Israel, this tiny nation which lost their country for over 2,500 years, regained its statehood just over seventy-four years ago. Yet, it has transformed into a globally recognized hub of innovation and cutting-edge technology. What does education look like there? In this article, I will share my observations and experiences in Israel.

Language Training

Hebrew is the primary language in Israel, followed by Arabic. When we first arrived in Israel, even at the largest bank in Jerusalem, there were only one or two staff who understood English. Once, I asked an English-speaking bank employee for a business card, and he handed me a large envelope…a moment that truly surprised me!

As there’re many Aliyah immigrants from North America, Europe, Russia, South Africa, Ukraine and Lithuania etc. come to Israel, they don’t speak Hebrew! To address this, schools have dedicated language teachers to teach Hebrew to these newcomers.

The Israeli school year starts in September, but Jewish immigrants return to Israel in various months. Starting new courses every month is not practical. Hence, teachers provide individualized courses to new students, teaching them Hebrew at their own pace. This course is called “Ulpanit” in Hebrew.

During the initial school days, newly enrolled students study Hebrew for two to three lessons a day before returning to their regular classrooms. As they become more proficient in Hebrew and can communicate with classmates, they spend less time in “Ulpanit.” The teachers of this course often find that students appreciate it, as all the students are unfamiliar with Hebrew and can speak freely without pressure.

On the other hand, Israeli children start learning English in fourth grade and Arabic in sixth grade, after mastering their mother tongue. The gradual method of learning multiple languages appears to be quite effective!

Cultivation of Sports

Physical well-being of children is highly valued in Israel. Physical education classes are held at least once a week. For younger children, there’s usually a weekly swimming lesson in indoor pools, ensuring classes continue regardless of weather. Older children, who likely know how to swim, engage in outdoor water activities like canoe and windsurfing in the Sea of Galilee.

Within schools, physical education teachers organize simple yet physically demanding games. During breaks, children enjoy playing ball games on the grass or sports fields.

Extracurricular Activities in School

Learning a musical instrument is often expensive for those living in Hong Kong. However, Israeli schools allow students in grades three to five to learn a musical instrument for free. Moreover, students get to choose the instrument they want to learn, rather than having the teacher choose for them. While they may not fully grasp their talents yet, allowing them to choose their interests is better than others deciding for them. When the decision is their own, they bear the consequences, overcome challenges, and complete a year of learning before having the opportunity to choose another instrument.

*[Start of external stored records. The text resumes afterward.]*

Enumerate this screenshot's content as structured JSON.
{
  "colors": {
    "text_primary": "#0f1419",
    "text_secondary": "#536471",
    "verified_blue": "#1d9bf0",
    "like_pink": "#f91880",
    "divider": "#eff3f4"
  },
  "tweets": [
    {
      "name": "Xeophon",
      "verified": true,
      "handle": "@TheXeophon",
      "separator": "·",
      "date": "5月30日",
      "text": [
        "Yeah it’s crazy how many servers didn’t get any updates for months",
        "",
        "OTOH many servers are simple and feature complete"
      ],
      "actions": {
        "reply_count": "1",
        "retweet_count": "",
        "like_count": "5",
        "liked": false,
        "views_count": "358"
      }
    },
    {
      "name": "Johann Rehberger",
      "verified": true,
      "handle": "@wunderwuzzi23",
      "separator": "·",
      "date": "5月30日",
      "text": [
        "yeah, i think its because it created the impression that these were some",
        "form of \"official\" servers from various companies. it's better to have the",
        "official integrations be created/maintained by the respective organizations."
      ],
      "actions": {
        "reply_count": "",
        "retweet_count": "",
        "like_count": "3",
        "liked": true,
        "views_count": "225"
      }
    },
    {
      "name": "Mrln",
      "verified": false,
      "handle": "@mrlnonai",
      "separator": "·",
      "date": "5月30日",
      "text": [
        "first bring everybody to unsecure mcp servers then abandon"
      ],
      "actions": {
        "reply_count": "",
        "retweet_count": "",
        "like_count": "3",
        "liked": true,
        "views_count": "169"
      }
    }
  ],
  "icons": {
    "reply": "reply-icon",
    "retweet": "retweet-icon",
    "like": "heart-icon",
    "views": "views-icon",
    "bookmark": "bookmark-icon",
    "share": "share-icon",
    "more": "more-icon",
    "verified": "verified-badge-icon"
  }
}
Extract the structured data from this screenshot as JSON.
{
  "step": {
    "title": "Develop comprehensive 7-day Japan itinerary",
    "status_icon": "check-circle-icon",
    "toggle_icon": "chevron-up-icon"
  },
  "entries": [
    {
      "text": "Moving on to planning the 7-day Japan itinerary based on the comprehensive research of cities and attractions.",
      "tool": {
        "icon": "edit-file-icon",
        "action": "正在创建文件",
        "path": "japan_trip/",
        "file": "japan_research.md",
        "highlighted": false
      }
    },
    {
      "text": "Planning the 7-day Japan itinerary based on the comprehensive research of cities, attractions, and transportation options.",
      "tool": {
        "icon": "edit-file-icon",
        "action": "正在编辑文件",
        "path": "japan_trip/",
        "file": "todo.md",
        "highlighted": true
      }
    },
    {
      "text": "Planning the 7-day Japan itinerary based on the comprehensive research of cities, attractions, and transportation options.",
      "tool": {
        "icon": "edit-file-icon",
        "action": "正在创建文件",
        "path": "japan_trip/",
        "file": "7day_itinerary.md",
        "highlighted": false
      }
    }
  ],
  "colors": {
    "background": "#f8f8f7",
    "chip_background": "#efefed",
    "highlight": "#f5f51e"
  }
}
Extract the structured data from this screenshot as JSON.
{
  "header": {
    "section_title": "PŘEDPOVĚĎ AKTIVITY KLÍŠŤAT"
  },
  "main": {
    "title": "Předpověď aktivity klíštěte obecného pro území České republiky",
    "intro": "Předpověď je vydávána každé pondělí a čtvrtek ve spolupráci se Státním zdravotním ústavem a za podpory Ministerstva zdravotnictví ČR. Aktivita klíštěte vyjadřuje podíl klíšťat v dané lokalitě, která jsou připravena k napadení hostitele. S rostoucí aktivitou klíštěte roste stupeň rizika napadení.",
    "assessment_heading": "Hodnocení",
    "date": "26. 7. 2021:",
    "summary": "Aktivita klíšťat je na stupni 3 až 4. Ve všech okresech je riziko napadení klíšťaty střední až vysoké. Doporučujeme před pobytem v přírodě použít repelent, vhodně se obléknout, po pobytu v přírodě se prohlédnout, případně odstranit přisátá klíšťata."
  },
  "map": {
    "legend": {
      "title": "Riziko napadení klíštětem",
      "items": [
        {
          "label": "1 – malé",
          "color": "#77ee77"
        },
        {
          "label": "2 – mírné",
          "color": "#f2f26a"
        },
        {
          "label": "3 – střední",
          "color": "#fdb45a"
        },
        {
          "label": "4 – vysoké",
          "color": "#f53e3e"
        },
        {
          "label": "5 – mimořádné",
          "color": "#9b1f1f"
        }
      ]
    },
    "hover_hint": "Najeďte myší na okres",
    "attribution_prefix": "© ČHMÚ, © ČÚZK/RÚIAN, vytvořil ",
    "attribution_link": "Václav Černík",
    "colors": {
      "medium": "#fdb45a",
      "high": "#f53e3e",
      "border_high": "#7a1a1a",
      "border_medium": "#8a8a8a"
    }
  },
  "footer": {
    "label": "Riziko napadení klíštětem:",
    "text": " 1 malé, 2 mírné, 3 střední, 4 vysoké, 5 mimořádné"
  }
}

Apart from music, students can choose from various extracurricular activities such as art, karate, chess, guitar, and percussion……etc.

Other Aspects of Education

In addition to the aforementioned educational features, Israel also commemorates various festivals with different activities. For example, the school week runs from Sunday to Thursday, so the last class on Thursday is usually followed by a simple ceremony in the classroom, symbolizing the beginning of the Sabbath. Children are educated about the importance of observing the Sabbath.

Another festival children enjoy is Purim. Students can dress in different costumes for the day, and each grade performs on stage. Some dance, some sing, and others perform plays.

These celebratory festivals fulfill a valuable role by aiding students in comprehending the history of their nation.

However, my children’s least preferred days are Memorial Day for Fallen Soldiers and Holocaust Remembrance Day. The school environment becomes somber, with many photos displayed, and memorials for deceased soldiers who once studied at the school. Therefore, after a year of study, the children request to be excused from school on these two days.

To strengthen the Jewish people’s national identity, the Israeli Ministry of Education arranges for 12th-grade students to travel abroad at their own expense before graduation. The destination is the concentration camps in Poland. For students around the age of 16 or 17, leaving their country and traveling abroad might seem exciting.

However, upon returning to Israel and reflecting on the tragic history witnessed in Poland, their mood becomes heavy. Many students require psychological counseling after the trip.

For those of us who haven’t experienced the hardships of war, it’s challenging to fully understand these arrangements. We hope that the Israeli government enables its people to move forward, striving for the future while not forgetting the past, and teaches young people about the dangers of being without a country through education.

Though true peace has yet to be fully realized, let’s place our hope in God’s hands. Let’s bring love and peace to the people of Israel.